El presidente de Estados Unidos, Donald Trump, aseguró este lunes que fuerzas estadounidenses destruyeron una “gran instalación” la semana pasada, la cual, según él, estaba relacionada con operaciones de narcotráfico que involucran a Venezuela. El mandatario hizo estas declaraciones durante una entrevista en un programa de radio estadounidense.
Trump afirmó que la estructura atacada era “una planta grande” desde donde se organizaban embarcaciones presuntamente usadas para el envío de drogas, y señaló que su destrucción representa un golpe importante a las redes criminales que operan en la región. Sin embargo, el mandatario no ofreció detalles sobre la ubicación exacta del objetivo ni sobre las autoridades o unidades que ejecutaron la acción.
El presidente explicó que la instalación fue neutralizada “hace dos noches” y que con esa acción su país ha dado un paso más en la ofensiva para frenar el tráfico de estupefacientes hacia Estados Unidos. Trump ha sostenido en repetidas ocasiones que las coordinaciones marítimas para el narcotráfico desde Venezuela han sido una prioridad en su política de seguridad, aunque no ha presentado pruebas públicas de los vínculos directos entre el gobierno venezolano y estas actividades ilícitas.
Hasta el momento, Ningún funcionario venezolano ni gobierno regional ha confirmado oficialmente que un ataque de este tipo se haya producido.
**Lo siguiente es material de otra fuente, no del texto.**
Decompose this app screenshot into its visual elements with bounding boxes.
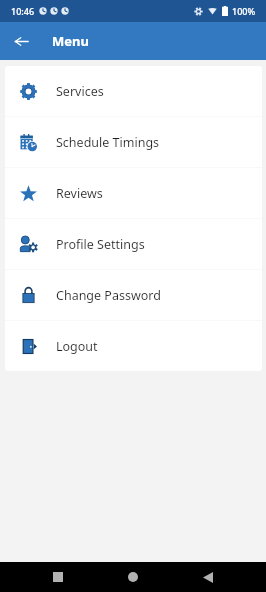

Asimismo, las autoridades de Estados Unidos —incluyendo la Casa Blanca, el Pentágono y la Agencia Central de Inteligencia (CIA)— han evitado hacer declaraciones públicas para respaldar o contextualizar la afirmación de Trump.
Analistas señalan que, si se comprobara que la operación tuvo lugar dentro de territorio venezolano, sería la primera acción militar de este tipo en tierra firme asociada con la campaña antidrogas impulsada por la administración estadounidense, que hasta ahora se había desarrollado principalmente en aguas internacionales del Caribe y el Pacífico.
La tensión entre Washington y Caracas ha aumentado en los últimos meses, en medio de acusaciones cruzadas sobre la implicación del gobierno venezolano en redes de narcotráfico y un aumento de operaciones militares y de inteligencia orientadas a desmantelar a los grupos criminales que, según Estados Unidos, utilizan rutas marítimas para transportar drogas hacia su territorio.